29.4% ARC-AGI-2 🤯 (TOP SCORE!) - Jeremy Berman

Jeremy Berman, leader of the ARC-AGI v2 leaderboard, discusses his novel approach of using natural language algorithm descriptions combined with powerful models like Grok 4 to solve the ARC challenge more effectively than traditional code-based methods. He emphasizes the importance of reinforcement learning, compositional reasoning, and continual knowledge refinement for advancing AI towards general intelligence, while highlighting ongoing challenges and future research directions in replicating human-like cognition.

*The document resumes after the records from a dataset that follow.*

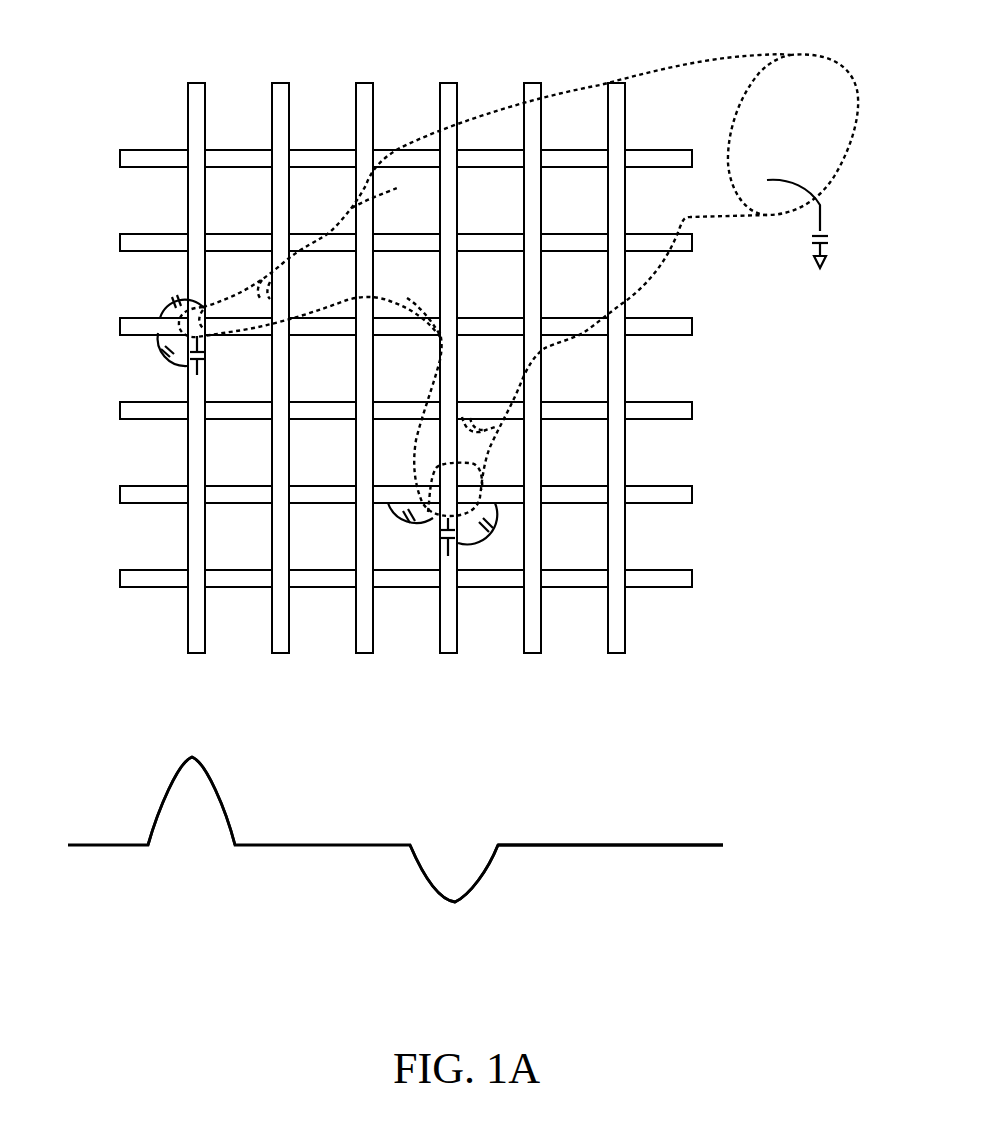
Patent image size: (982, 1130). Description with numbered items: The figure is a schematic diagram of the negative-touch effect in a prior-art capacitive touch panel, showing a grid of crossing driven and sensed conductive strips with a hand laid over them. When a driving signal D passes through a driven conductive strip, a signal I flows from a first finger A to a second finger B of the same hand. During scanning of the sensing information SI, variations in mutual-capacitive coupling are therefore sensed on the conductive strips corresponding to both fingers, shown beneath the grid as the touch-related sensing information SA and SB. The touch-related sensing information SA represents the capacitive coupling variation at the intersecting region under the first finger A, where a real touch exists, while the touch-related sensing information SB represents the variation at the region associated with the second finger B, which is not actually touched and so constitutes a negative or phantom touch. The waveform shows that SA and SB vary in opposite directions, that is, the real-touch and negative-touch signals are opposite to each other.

The first finger A is at (197, 335).
The second finger B is at (442, 529).
The signal I is at (210, 325).
The driving signal D is at (94, 327).
The touch-related sensing information SA is at (191, 801).
The touch-related sensing information SB is at (454, 868).
The sensing information SI is at (623, 845).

The video features an in-depth conversation with Jeremy Berman, a research scientist at Reflection AI and the current leader of the ARC-AGI v2 leaderboard. Jeremy discusses his innovative approach to solving the ARC challenge, an IQ-like test for machines involving input-output grid transformations. Unlike previous methods that generated explicit Python programs, Jeremy’s latest solution evolves natural language descriptions of algorithms, which are more expressive and better suited for the compositional and iterative nature of ARC v2 tasks. He emphasizes that natural language allows for concise and flexible problem descriptions, although it requires a verification step since natural language instructions cannot be executed directly like code.

Jeremy explains the evolution of his approach from ARC v1 to ARC v2, highlighting the importance of balancing breadth and depth in the search for solutions. While ARC v1 required deeper iterative refinement due to the lack of internal “thinking” capabilities in earlier models like Sonnet 3.5, ARC v2 benefits from more powerful models such as Grok 4 that inherently perform domain-specific reasoning and internal revision. This shift allows for broader exploration of solution spaces with less reliance on explicit iterative loops. Jeremy also notes that different models have domain-specific strengths, with some better at code generation and others excelling in reasoning about grid transformations.

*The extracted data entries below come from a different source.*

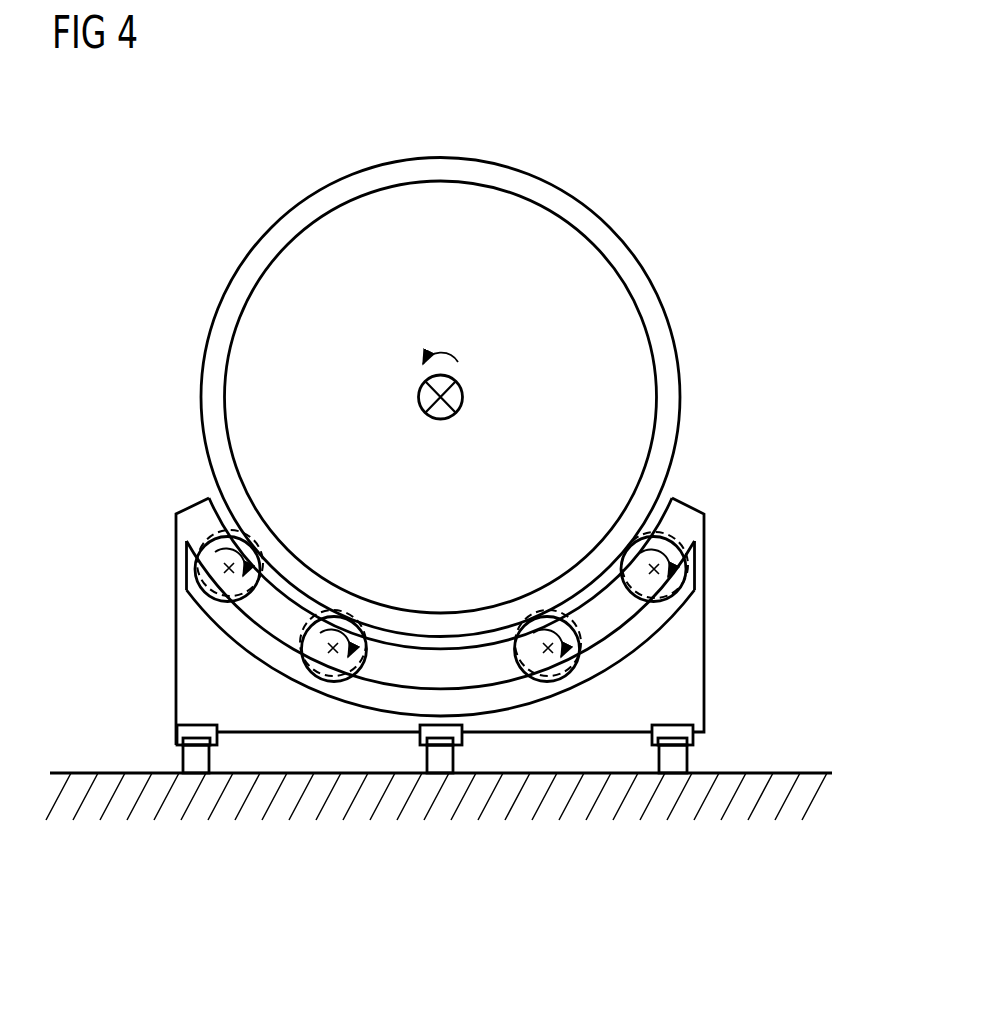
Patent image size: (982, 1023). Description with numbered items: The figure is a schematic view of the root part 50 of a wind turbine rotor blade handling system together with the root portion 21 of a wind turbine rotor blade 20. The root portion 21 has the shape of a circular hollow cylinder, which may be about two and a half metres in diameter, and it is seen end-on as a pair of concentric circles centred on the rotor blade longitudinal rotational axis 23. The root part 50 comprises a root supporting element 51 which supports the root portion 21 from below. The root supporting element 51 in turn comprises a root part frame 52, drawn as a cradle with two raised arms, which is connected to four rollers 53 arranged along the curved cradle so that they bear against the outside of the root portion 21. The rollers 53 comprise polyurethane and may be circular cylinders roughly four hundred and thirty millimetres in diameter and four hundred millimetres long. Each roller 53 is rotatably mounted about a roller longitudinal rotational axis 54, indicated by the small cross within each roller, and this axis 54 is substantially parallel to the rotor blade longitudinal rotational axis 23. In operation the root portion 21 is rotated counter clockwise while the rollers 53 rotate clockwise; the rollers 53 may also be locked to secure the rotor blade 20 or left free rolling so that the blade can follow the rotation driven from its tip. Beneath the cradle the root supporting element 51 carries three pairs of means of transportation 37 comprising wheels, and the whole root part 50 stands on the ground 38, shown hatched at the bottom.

The wind turbine rotor blade 20 is at (482, 397).
The root portion 21 is at (660, 338).
The rotor blade longitudinal rotational axis 23 is at (453, 397).
The means of transportation 37 is at (205, 757).
The ground 38 is at (767, 775).
The root part 50 is at (521, 601).
The root supporting element 51 is at (697, 688).
The root part frame 52 is at (688, 516).
The rollers 53 is at (203, 580).
The roller longitudinal rotational axis 54 is at (231, 566).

The discussion delves into the fundamental challenges and future directions of AI reasoning and general intelligence. Jeremy and the host debate whether current neural network architectures can truly emulate the symbolic and compositional reasoning capabilities of the human brain. They agree that while neural networks are powerful, issues like catastrophic forgetting during fine-tuning and the lack of compositionality remain significant hurdles. Jeremy advocates for reinforcement learning with verifiable feedback and composable model architectures that can adapt and retain knowledge without forgetting, envisioning a future where models can continually learn and refine skills dynamically.

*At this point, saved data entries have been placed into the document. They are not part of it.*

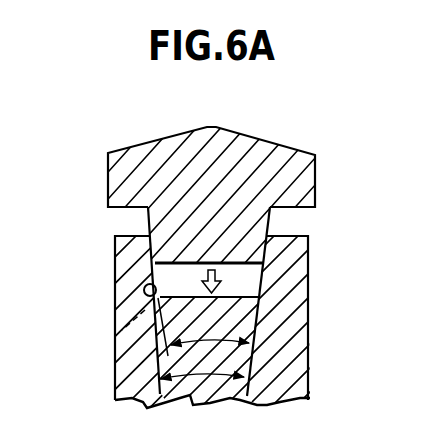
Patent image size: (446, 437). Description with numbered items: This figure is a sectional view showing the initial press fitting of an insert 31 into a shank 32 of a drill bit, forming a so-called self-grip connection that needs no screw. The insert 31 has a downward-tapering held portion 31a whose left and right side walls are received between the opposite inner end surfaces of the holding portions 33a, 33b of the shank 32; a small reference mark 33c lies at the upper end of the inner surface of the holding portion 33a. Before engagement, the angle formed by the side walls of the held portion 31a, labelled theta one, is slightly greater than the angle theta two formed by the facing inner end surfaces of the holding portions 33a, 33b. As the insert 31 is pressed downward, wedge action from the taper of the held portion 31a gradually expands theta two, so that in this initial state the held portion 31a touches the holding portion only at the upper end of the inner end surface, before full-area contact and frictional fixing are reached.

The insert 31 is at (208, 190).
The held portion 31a is at (248, 218).
The shank 32 is at (223, 313).
The holding portion 33a is at (130, 260).
The holding portion 33b is at (295, 268).
The pivot point / corner of groove 33c is at (144, 291).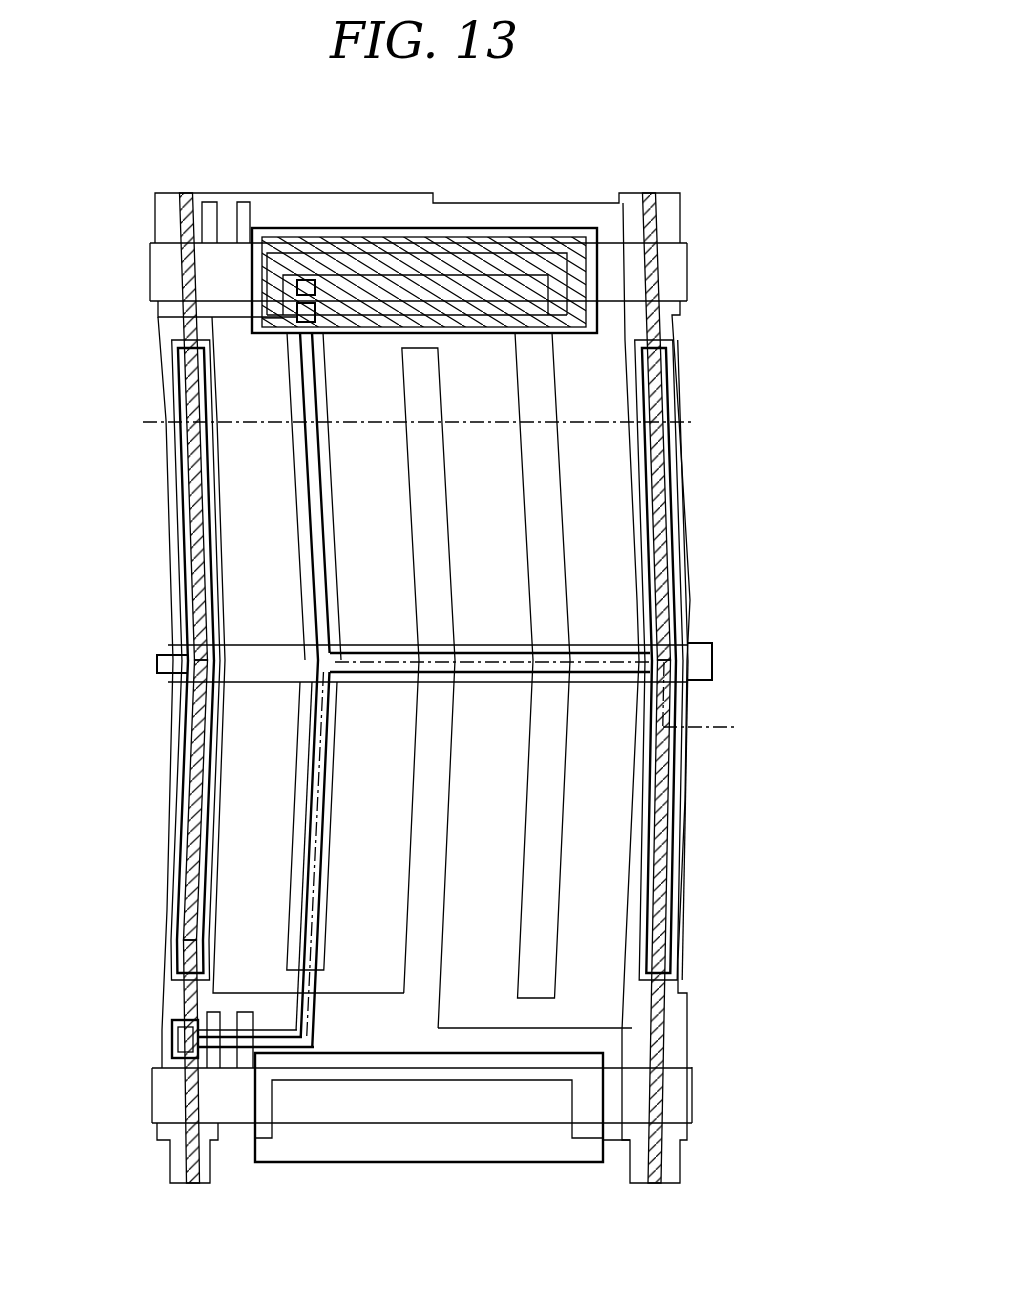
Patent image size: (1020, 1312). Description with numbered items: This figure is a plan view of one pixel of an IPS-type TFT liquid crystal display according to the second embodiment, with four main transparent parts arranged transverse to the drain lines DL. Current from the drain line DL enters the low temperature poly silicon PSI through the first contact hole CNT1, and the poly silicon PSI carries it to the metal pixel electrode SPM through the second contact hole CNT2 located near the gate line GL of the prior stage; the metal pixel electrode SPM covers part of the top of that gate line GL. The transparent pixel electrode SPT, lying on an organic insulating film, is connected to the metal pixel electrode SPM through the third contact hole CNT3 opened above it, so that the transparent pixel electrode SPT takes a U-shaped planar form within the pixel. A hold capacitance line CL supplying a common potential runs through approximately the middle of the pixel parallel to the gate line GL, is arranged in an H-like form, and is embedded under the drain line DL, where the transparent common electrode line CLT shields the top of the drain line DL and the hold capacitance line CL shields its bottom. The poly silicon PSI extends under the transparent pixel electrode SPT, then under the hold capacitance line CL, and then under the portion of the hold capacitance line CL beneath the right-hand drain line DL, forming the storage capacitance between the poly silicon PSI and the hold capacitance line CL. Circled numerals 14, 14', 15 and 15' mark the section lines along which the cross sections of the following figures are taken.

The gate line GL is at (687, 272).
The drain line DL is at (192, 612).
The hold capacitance line CL is at (196, 457).
The transparent common electrode line CLT is at (210, 515).
The transparent pixel electrode SPT is at (527, 510).
The metal pixel electrode SPM is at (510, 262).
The poly silicon PSI is at (592, 236).
The first contact hole CNT1 is at (178, 1018).
The second contact hole CNT2 is at (267, 318).
The third contact hole CNT3 is at (313, 292).
The section line 14-14' 14 is at (263, 420).
The section line 14- 14' is at (580, 420).
The section line 15-15' 15 is at (372, 855).
The section line 15- 15' is at (722, 702).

A key philosophical point raised is the distinction between memorized knowledge and deductive reasoning. Jeremy views intelligence as the ability to build and efficiently navigate a “knowledge tree” of deductive relationships, rather than merely storing a web of facts. Reinforcement learning and reasoning help prune and structure this knowledge into coherent, causal hierarchies, enabling generalization and creativity. The conversation touches on the importance of creativity as a meta-skill that involves selecting and combining axioms to extend the knowledge tree, emphasizing that deep understanding is crucial for meaningful innovation.

Finally, Jeremy shares his excitement about ongoing research and the potential for future breakthroughs in AI reasoning. He highlights the need for new training environments that encourage models to invent and deduce novel concepts beyond their training data. The conversation concludes with reflections on the philosophical and neuroscientific aspects of intelligence and understanding, acknowledging the complexity of replicating human-like cognition but expressing optimism that advances in language models and reinforcement learning will pave the way toward artificial general intelligence. Jeremy also invites interested researchers to join Reflection AI in their mission to build open intelligence models.